I got a note about OSCON from Fred Trotter this morning and read it with great enthusiasm:
They have asked me to help promote the conference and I want to be sure that our community offers up the very best in talks and technical content. This is a really good way to access the developer mind-share in the broader Open Source community and we need to jump all over it.
If you’re doing anything remotely interesting with healthcare IT and open source, this is your chance to make a big splash.
Here’s the information from the call for proposals:
O’Reilly Media invites you to lead conference sessions in open source healthcare technology at the O’Reilly Open Source Convention 2010. OSCON will be held July 19-23, 2010 in Portland, Oregon.
IT in healthcare is at a turning point, and open source is driving change and collaboration across the industry. We want to hear about the key projects, APIs, open standards and technological challenges in healthcare as it takes steps towards a radically different future.

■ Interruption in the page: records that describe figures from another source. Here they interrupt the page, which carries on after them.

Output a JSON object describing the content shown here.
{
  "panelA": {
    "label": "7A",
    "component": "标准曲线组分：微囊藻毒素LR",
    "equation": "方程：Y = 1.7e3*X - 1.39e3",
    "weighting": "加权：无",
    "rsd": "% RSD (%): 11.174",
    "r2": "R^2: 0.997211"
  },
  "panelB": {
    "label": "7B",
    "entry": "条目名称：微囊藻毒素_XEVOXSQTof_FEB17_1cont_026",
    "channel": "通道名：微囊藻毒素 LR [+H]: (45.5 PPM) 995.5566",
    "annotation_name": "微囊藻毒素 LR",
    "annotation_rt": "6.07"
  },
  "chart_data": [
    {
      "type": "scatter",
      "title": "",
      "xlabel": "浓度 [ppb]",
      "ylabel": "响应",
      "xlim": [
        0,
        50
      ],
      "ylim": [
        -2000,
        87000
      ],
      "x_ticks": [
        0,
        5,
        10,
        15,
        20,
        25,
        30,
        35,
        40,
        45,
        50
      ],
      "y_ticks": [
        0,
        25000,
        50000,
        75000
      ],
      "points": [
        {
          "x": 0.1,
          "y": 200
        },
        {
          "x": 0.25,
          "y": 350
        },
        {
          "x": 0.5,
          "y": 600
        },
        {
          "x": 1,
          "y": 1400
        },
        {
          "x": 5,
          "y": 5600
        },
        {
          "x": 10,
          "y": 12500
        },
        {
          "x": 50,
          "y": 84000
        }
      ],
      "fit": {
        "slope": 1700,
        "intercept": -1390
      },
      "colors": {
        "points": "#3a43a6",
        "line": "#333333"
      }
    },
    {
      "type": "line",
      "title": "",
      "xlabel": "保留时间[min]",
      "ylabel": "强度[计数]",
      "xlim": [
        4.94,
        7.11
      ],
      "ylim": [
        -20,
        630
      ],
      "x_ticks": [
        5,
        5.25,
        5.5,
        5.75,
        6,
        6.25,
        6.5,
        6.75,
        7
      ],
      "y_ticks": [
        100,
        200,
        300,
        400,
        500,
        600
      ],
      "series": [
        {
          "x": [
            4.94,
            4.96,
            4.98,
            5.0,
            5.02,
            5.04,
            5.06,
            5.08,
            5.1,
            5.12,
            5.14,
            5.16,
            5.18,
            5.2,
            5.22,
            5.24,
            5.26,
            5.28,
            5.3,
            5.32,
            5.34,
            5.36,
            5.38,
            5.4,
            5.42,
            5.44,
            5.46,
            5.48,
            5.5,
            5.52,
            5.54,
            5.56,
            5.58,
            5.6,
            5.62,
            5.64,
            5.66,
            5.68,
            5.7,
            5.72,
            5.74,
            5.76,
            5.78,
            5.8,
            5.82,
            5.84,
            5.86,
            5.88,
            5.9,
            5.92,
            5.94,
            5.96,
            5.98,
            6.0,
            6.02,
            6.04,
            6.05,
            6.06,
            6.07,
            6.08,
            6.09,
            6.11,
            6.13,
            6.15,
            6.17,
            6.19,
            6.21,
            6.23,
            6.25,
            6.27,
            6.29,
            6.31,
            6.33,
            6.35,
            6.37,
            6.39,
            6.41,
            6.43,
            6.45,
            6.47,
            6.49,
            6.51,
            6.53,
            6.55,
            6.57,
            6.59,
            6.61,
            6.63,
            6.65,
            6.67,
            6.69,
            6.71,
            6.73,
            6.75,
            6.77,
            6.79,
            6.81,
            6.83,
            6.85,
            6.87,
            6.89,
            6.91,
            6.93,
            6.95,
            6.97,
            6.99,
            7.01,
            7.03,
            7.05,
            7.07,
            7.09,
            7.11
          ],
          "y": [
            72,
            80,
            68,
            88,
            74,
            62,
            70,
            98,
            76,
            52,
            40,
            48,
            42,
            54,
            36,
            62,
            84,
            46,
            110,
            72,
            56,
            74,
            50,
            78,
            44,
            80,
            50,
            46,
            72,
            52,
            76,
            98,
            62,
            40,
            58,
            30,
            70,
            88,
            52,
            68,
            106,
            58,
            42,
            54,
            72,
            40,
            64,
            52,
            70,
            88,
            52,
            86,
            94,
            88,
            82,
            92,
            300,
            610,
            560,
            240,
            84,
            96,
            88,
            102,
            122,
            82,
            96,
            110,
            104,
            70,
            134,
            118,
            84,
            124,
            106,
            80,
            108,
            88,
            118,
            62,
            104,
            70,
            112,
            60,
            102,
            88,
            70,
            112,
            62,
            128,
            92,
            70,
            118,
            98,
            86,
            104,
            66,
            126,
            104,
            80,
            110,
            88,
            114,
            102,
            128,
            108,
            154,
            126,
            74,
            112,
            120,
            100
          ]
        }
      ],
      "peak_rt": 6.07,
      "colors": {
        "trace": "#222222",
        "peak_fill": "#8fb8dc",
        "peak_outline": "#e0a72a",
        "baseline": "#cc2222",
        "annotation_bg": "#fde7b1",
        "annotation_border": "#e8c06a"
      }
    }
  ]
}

Participants at the O’Reilly Open Source Convention want to hear about real-world scenarios using open source and what’s new. Include in your proposal as much detail about the planned presentation as possible. The more we know about what you plan to present, the better. Proposals which are vague or cover too much material are unlikely to be accepted. If you think your proposal covers too much of a topic, consider submitting two proposals which split the material into different sessions.
Some of the topics we’re on the lookout for the 2010 Healthcare Technology track are:
- Health data exchange projects like NHIN/CONNECT, Kantara, and hData
- Open standards for health data, and supporting software
- Mobile devices for clinical data input
- Health IT for disaster relief and developing nations.
- Electronic health/medical records management.
- Public health projects – symptomic surveillance, medical trials, etc.
- Patient-centered health data projects, from PHR systems to mobile apps.
- Securing health systems.
- Understanding the “alphabet soup” of healthcare technology standards and organizations.